The results suggest that there was a gradual loss of sealants which was observed in both glass ionomer and resin sealants. However, the loss was more prominent in glass ionomer when compared to resin group. The considerably lower retention seen with the glass ionomer sealant when compared with the resin-based sealant was highly significant and is in agreement with studies by Subramaniam et al., Forss et al., Sari Kervanto-Seppälä et al., Williams et al., Karlzén-Reuterving and van Dijken et al., Raadal et al., Chen and Liu Ulusu et al., and Kumaran.

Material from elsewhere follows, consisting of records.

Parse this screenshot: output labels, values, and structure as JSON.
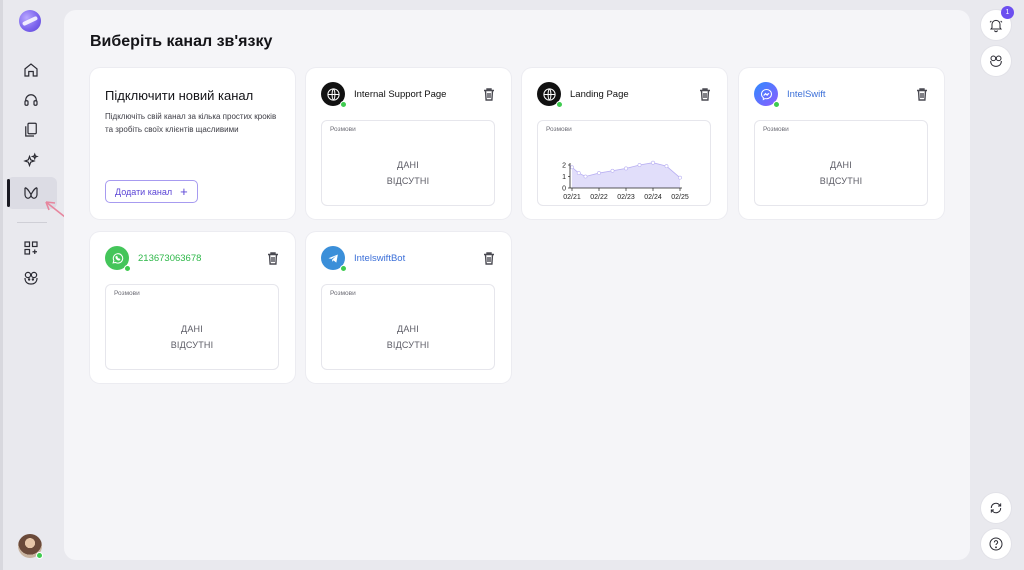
{
  "page": {
    "title": "Виберіть канал зв'язку"
  },
  "sidebar": {
    "items": [
      {
        "icon": "home-icon"
      },
      {
        "icon": "headset-icon"
      },
      {
        "icon": "documents-icon"
      },
      {
        "icon": "sparkles-icon"
      },
      {
        "icon": "channels-icon",
        "active": true
      },
      {
        "icon": "apps-add-icon"
      },
      {
        "icon": "bot-icon"
      }
    ]
  },
  "new_channel": {
    "title": "Підключити новий канал",
    "description": "Підключіть свій канал за кілька простих кроків та зробіть своїх клієнтів щасливими",
    "button_label": "Додати канал",
    "button_icon": "plus-icon"
  },
  "channels": [
    {
      "name": "Internal Support Page",
      "type": "web",
      "icon": "globe-icon",
      "name_color": "#111111",
      "stat_label": "Розмови",
      "empty_line1": "ДАНІ",
      "empty_line2": "ВІДСУТНІ"
    },
    {
      "name": "Landing Page",
      "type": "web",
      "icon": "globe-icon",
      "name_color": "#111111",
      "stat_label": "Розмови"
    },
    {
      "name": "IntelSwift",
      "type": "messenger",
      "icon": "messenger-icon",
      "name_color": "#3b6fd8",
      "stat_label": "Розмови",
      "empty_line1": "ДАНІ",
      "empty_line2": "ВІДСУТНІ"
    },
    {
      "name": "213673063678",
      "type": "whatsapp",
      "icon": "whatsapp-icon",
      "name_color": "#2fb84a",
      "stat_label": "Розмови",
      "empty_line1": "ДАНІ",
      "empty_line2": "ВІДСУТНІ"
    },
    {
      "name": "IntelswiftBot",
      "type": "telegram",
      "icon": "telegram-icon",
      "name_color": "#3b6fd8",
      "stat_label": "Розмови",
      "empty_line1": "ДАНІ",
      "empty_line2": "ВІДСУТНІ"
    }
  ],
  "chart_data": {
    "type": "area",
    "x": [
      "02/21",
      "02/22",
      "02/23",
      "02/24",
      "02/25"
    ],
    "ticks_y": [
      0,
      1,
      2
    ],
    "ylim": [
      0,
      2
    ],
    "series_color": "#c9c2f5",
    "points": [
      {
        "x": 0.0,
        "y": 1.8
      },
      {
        "x": 0.25,
        "y": 1.3
      },
      {
        "x": 0.5,
        "y": 1.0
      },
      {
        "x": 1.0,
        "y": 1.3
      },
      {
        "x": 1.5,
        "y": 1.5
      },
      {
        "x": 2.0,
        "y": 1.7
      },
      {
        "x": 2.5,
        "y": 2.0
      },
      {
        "x": 3.0,
        "y": 2.2
      },
      {
        "x": 3.5,
        "y": 1.9
      },
      {
        "x": 4.0,
        "y": 0.9
      }
    ]
  },
  "right_rail": {
    "notifications_count": "1",
    "icons": [
      "bell-icon",
      "bot-icon",
      "refresh-icon",
      "help-icon"
    ]
  }
}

In a recent study carried by Subramaniam et al. which used the Fuji type VII sealant, very low retention rates of the glass ionomer sealant were observed and are much lower in comparison to the present study.
Interestingly, a 24-month follow study carried out by Antonson et al. found no significant difference between glass ionomer and resin-based sealants with respect to the retention.

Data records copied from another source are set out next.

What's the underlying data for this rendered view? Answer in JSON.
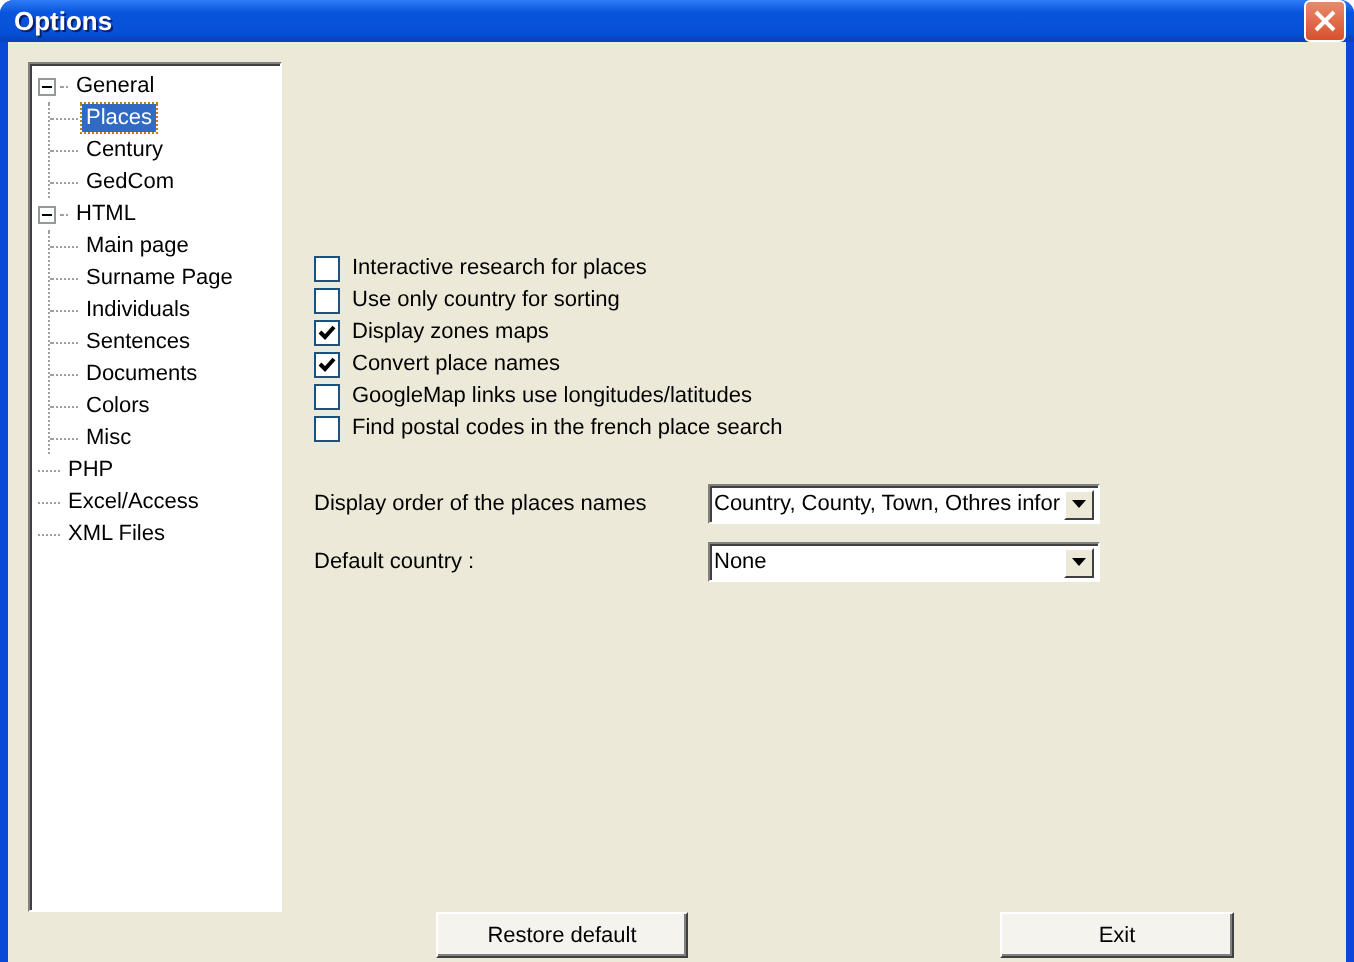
{
  "window": {
    "title": "Options"
  },
  "tree": [
    {
      "label": "General",
      "selected": false,
      "expanded": true,
      "children": [
        {
          "label": "Places",
          "selected": true
        },
        {
          "label": "Century",
          "selected": false
        },
        {
          "label": "GedCom",
          "selected": false
        }
      ]
    },
    {
      "label": "HTML",
      "selected": false,
      "expanded": true,
      "children": [
        {
          "label": "Main page",
          "selected": false
        },
        {
          "label": "Surname Page",
          "selected": false
        },
        {
          "label": "Individuals",
          "selected": false
        },
        {
          "label": "Sentences",
          "selected": false
        },
        {
          "label": "Documents",
          "selected": false
        },
        {
          "label": "Colors",
          "selected": false
        },
        {
          "label": "Misc",
          "selected": false
        }
      ]
    },
    {
      "label": "PHP",
      "selected": false
    },
    {
      "label": "Excel/Access",
      "selected": false
    },
    {
      "label": "XML Files",
      "selected": false
    }
  ],
  "options": [
    {
      "label": "Interactive research for places",
      "checked": false
    },
    {
      "label": "Use only country for sorting",
      "checked": false
    },
    {
      "label": "Display zones maps",
      "checked": true
    },
    {
      "label": "Convert place names",
      "checked": true
    },
    {
      "label": "GoogleMap links use longitudes/latitudes",
      "checked": false
    },
    {
      "label": "Find postal codes in the french place search",
      "checked": false
    }
  ],
  "fields": [
    {
      "label": "Display order of the places names",
      "value": "Country, County, Town, Othres infor"
    },
    {
      "label": "Default country :",
      "value": "None"
    }
  ],
  "buttons": [
    "Restore default",
    "Exit"
  ]
}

The lower retention rate is attributed to the brittle nature of glass ionomer cements. The insufficient physical properties of the material, especially in stress-bearing areas, might have resulted in high failure rate.

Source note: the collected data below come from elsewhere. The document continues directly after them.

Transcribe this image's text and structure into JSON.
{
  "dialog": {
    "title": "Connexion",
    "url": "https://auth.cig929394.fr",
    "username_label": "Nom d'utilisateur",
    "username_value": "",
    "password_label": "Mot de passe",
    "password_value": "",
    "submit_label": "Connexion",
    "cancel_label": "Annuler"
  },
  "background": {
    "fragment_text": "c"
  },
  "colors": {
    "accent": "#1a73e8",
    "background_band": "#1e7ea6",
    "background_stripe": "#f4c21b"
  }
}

The glass ionomer sealant was formulated to have a short setting time, to avoid water contamination during the early setting stage and decrease the amount of time a child should keep his or her mouth open. As the setting reaction of the glass ionomer sealant is rapid, the ability of the sealant to penetrate into fissures is questionable, and its adhesive strength may be compromised if the application is not done at the earliest. The retention rate may be related to these properties associated with the sealant setting time.
The higher retention of the resin sealants when compared to the glass ionomer sealants can be credited to the etching process which helps the resin to form a chemicomechanical bond. The material used in the present study was a light-cured resin sealant, which provides the operator with a better control over polymerization. There is no necessity of mixing which can vary the flow, as it is available in preformed single tube/bottle form.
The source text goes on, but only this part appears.